La fronde contre la surveillance électronique prend de l'ampleur. Six semaines après les révélations d'Edward Snowden, l'Electronic Frontier Foundation (EFF) a lancé une action en justice contre la NSA avec l'intention de démontrer que le programme d'écoute et de collecte d'informations mis en œuvre par l'agence fédérale américaine est inconstitutionnel.

L'ONG ne sera pas seule dans son combat. Dix-huit autres organisations soutiennent la démarche judiciaire de l'EFF, dont Greenpeace et Human Rights Watch. Les plaignants mettent en avant le premier amendement de la constitution américaine, qu'ils estiment violé. Cet amendement consacre en particulier la liberté d'expression, en interdisant au congrès de prendre la moindre législation la restreignant.

Or, les dix-neuf ONG jugent que le dispositif employé par la NSA enfreint ce premier amendement en collectant illégalement les appels téléphoniques, les courriers électroniques et d'autres modes de communication en ligne. Et cela, même si le programme ne cible a priori que les métadonnées (numéro appelé, numéro de l'appelant, durée de l'appel, date de l'appel…).

"Le premier amendement protège la liberté de s'associer et d'exprimer des opinions politiques en tant que groupe, mais la collecte massive et tous azimuts de la NSA vis-à-vis des données téléphoniques des Américains viole ce droit en donnant au gouvernement une photographie extrêmement détaillée de nos liens associatifs", a commenté le directeur juridique de l'EFF.

Or, "les gens qui ont des opinions controversées – que ce soit au sujet des politiques sur la possession d'armes à feu, sur la légalisation de la drogue ou sur l'immigration – doivent souvent exprimer leurs opinions en tant que groupe pour agir et défendre leur cause efficacement.

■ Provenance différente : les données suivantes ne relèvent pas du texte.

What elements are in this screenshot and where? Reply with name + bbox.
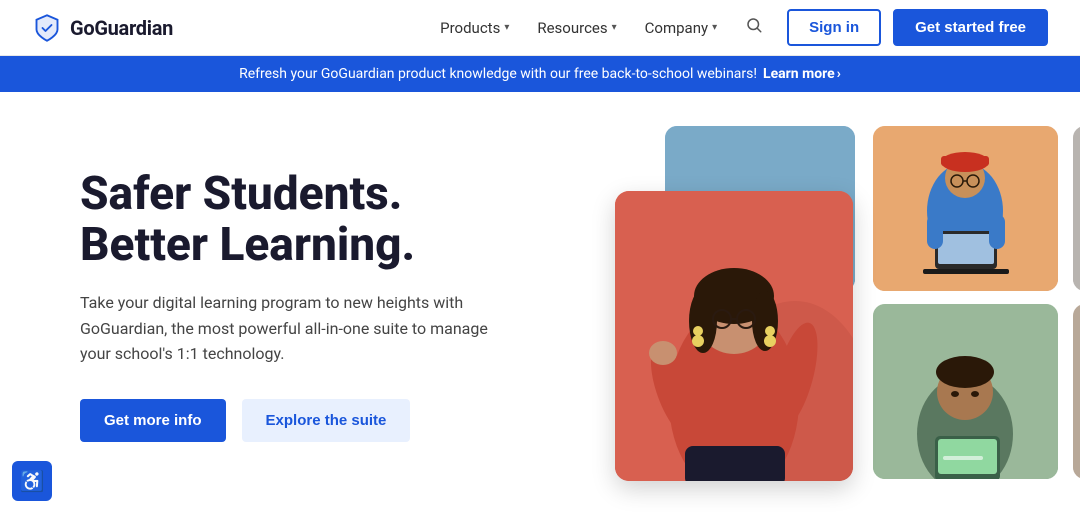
illustration-main-card: [615, 191, 853, 481]
nav-company[interactable]: Company ▾: [633, 11, 729, 45]
illustration-card-2: [873, 126, 1058, 291]
nav-links: Products ▾ Resources ▾ Company ▾ Sign in…: [428, 8, 1048, 47]
banner-learn-more-link[interactable]: Learn more ›: [763, 66, 841, 82]
products-chevron-icon: ▾: [504, 22, 509, 33]
logo[interactable]: GoGuardian: [32, 13, 173, 43]
resources-chevron-icon: ▾: [612, 22, 617, 33]
illustration-figure-2: [873, 304, 1058, 479]
search-button[interactable]: [733, 8, 775, 47]
illustration-figure-1: [873, 126, 1058, 291]
hero-section: Safer Students. Better Learning. Take yo…: [0, 92, 1080, 519]
get-more-info-button[interactable]: Get more info: [80, 399, 226, 442]
hero-heading: Safer Students. Better Learning.: [80, 169, 580, 270]
illustration-figure-3: [1073, 304, 1080, 479]
hero-content: Safer Students. Better Learning. Take yo…: [80, 169, 580, 442]
search-icon: [745, 16, 763, 34]
hero-illustration: [580, 132, 1020, 479]
nav-products[interactable]: Products ▾: [428, 11, 521, 45]
banner-text: Refresh your GoGuardian product knowledg…: [239, 66, 757, 82]
illustration-card-4: [1073, 304, 1080, 479]
illustration-figure-4: [1073, 126, 1080, 291]
illustration-card-3: [873, 304, 1058, 479]
illustration-figure-main: [615, 191, 853, 481]
hero-buttons: Get more info Explore the suite: [80, 399, 580, 442]
nav-resources[interactable]: Resources ▾: [525, 11, 628, 45]
illustration-card-5: [1073, 126, 1080, 291]
announcement-banner: Refresh your GoGuardian product knowledg…: [0, 56, 1080, 92]
accessibility-button[interactable]: ♿: [12, 461, 52, 501]
hero-subtext: Take your digital learning program to ne…: [80, 290, 500, 367]
signin-button[interactable]: Sign in: [787, 9, 881, 46]
accessibility-icon: ♿: [20, 469, 45, 493]
company-chevron-icon: ▾: [712, 22, 717, 33]
navbar: GoGuardian Products ▾ Resources ▾ Compan…: [0, 0, 1080, 56]
getstarted-button[interactable]: Get started free: [893, 9, 1048, 46]
goguardian-logo-icon: [32, 13, 62, 43]
explore-suite-button[interactable]: Explore the suite: [242, 399, 411, 442]
logo-text: GoGuardian: [70, 16, 173, 40]
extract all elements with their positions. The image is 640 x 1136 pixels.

Mais la peur de l'exposition individuelle lorsqu'ils participent à des débats politiques sur ces questions sensibles peut dissuader les gens de s'engager".

L'EFF rappelle que la cour suprême a statué en 1958 sur les listes de membres, en indiquant que ces dernières bénéficient de la protection du premier amendement. C'est donc à travers cet axe – à savoir que la collecte globale et durable de la NSA peut permettre à l'exécutif de connaître les affinités politiques et idéologiques des Américains – que l'EFF souhaite agir pour restreindre les activités de l'agence fédérale.